Earlier this spring, Kroll Bond Rating Agency assigned preliminary ratings to a commercial real estate “collateralized loan obligation,” or CLO, that LoanCore Capital Markets was taking to the market.
The CLO was backed by $1.1 billion in first mortgages secured by a mix of 33 properties. The portfolio consisted of multifamily, office, mixed-use, industrial, hospitality and retail assets. This is just one example of the resurgence in CLOs.
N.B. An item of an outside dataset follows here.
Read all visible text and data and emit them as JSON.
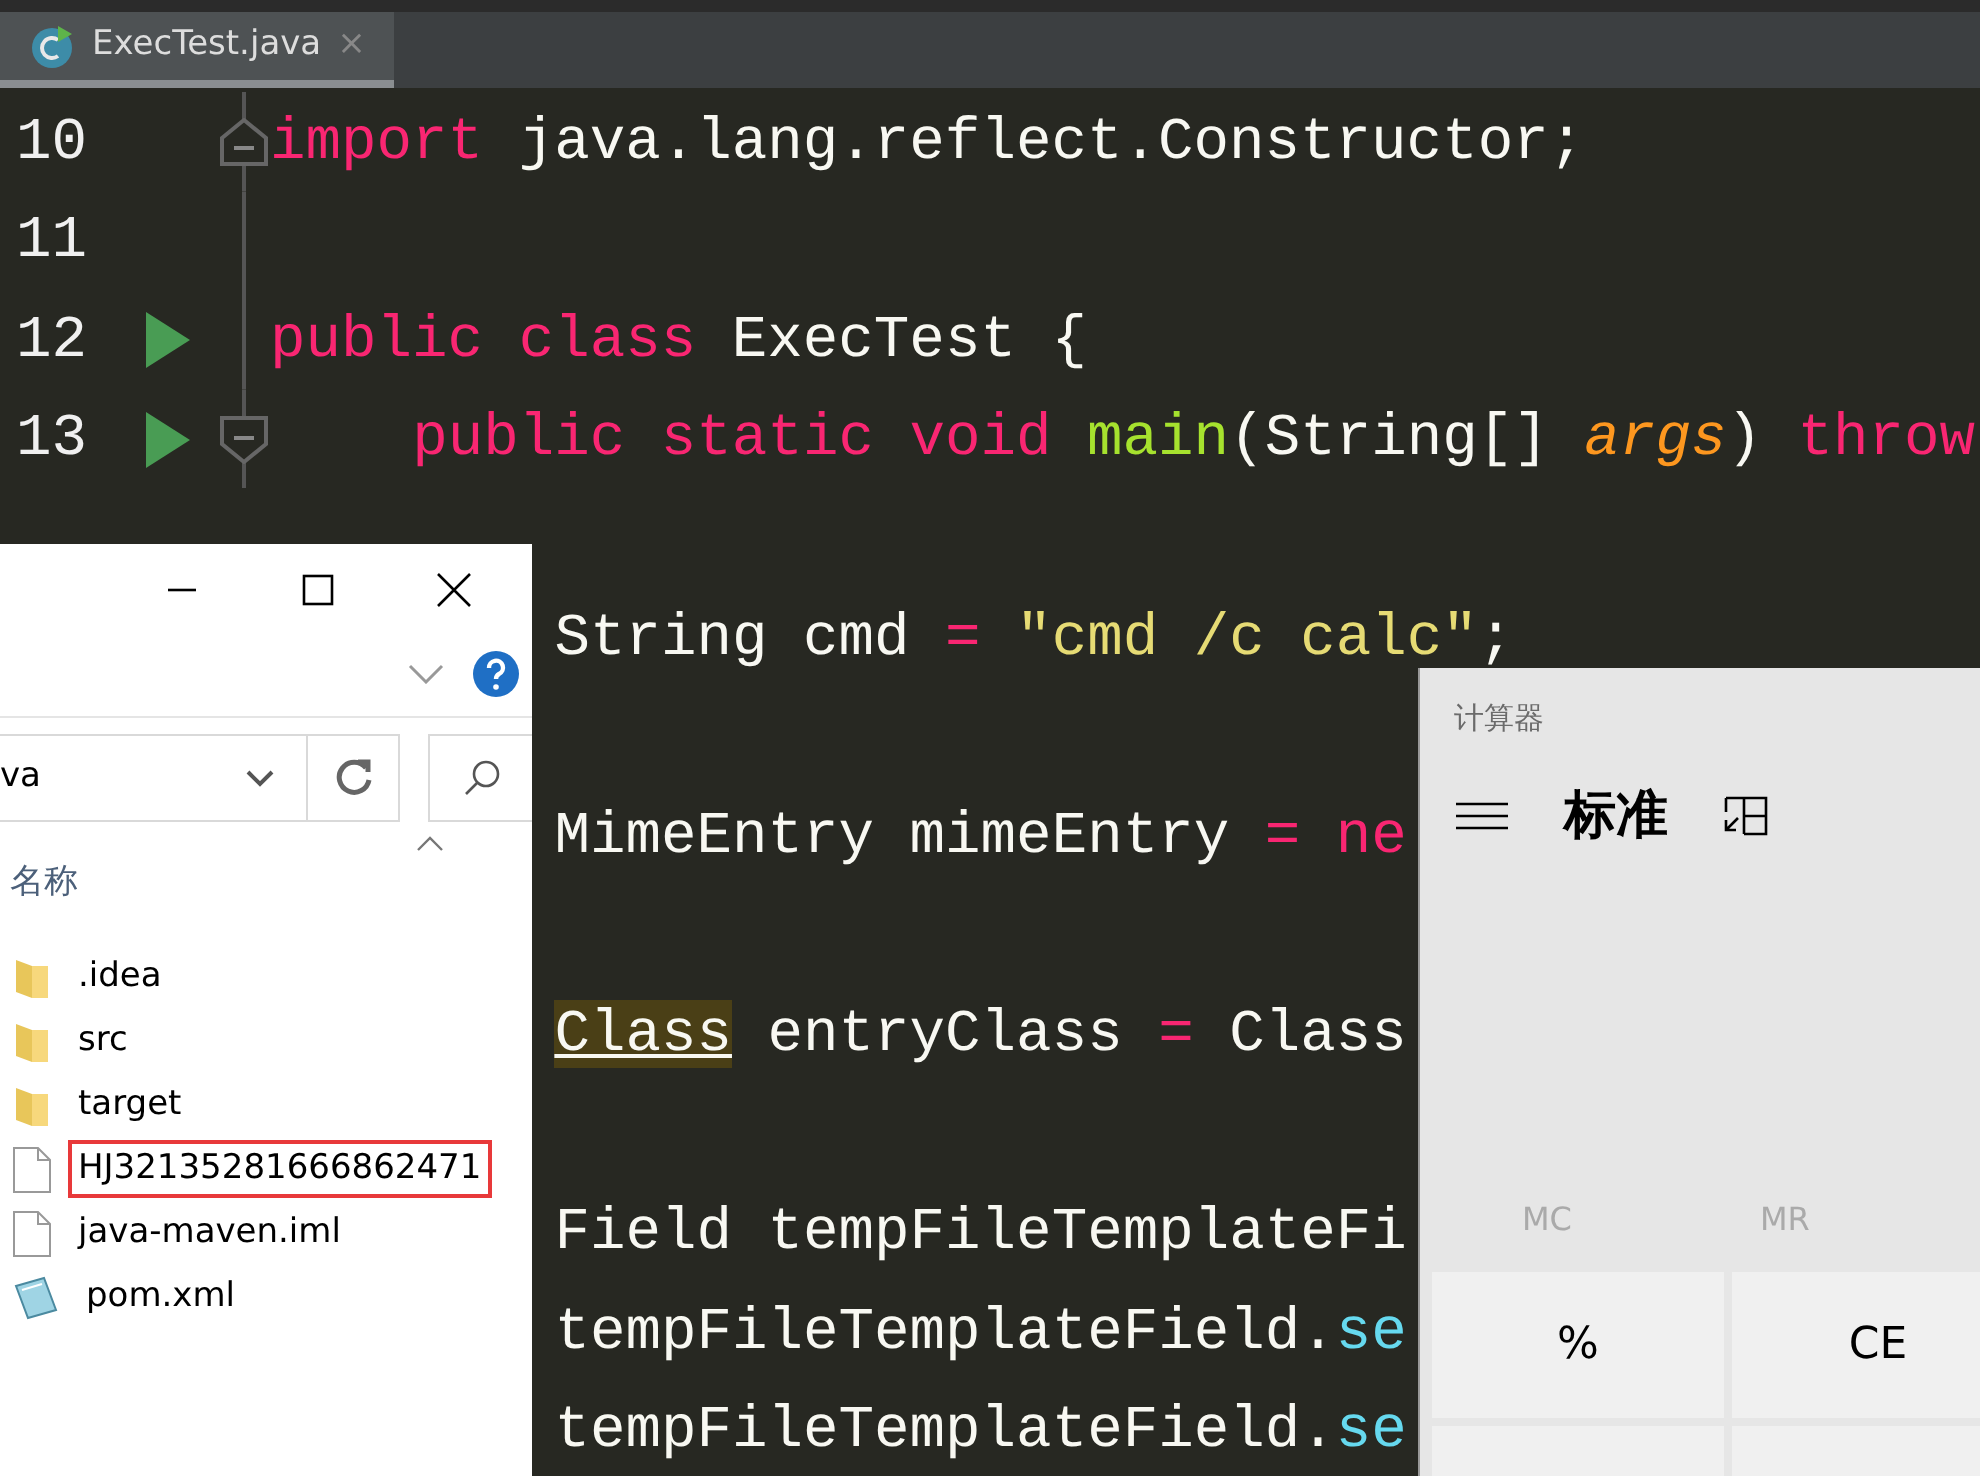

The first CLOs to appear after the financial crisis were issued in 2016; at that time, between $2.0 billion to $2.5 billion of CLOs were issued. Issuance climbed to about $8 billion in 2017 and estimates are that between $13 billion and $18 billion in CLOs could be issued in 2018.
The ability to recycle capital through the CLO market is providing a significant amount of loan funding for bridge lenders, resulting in better rates and more bridge loan options for borrowers. Bridge loans are conventional, primarily floating-rate first mortgage loans secured by unstabilized income-producing commercial real estate properties that have vacant or underutilized space that is being marketed to tenants. Bridge loans provide for flexible prepayment options that allow borrowers to refinance into a permanent loan once the “value-add” activity is complete. Rates, which were typically LIBOR plus 600-700 basis points (bp), have fallen to LIBOR plus 400-600 bp and fixed-rate bridge loan options are now available starting in the 6%-7% area.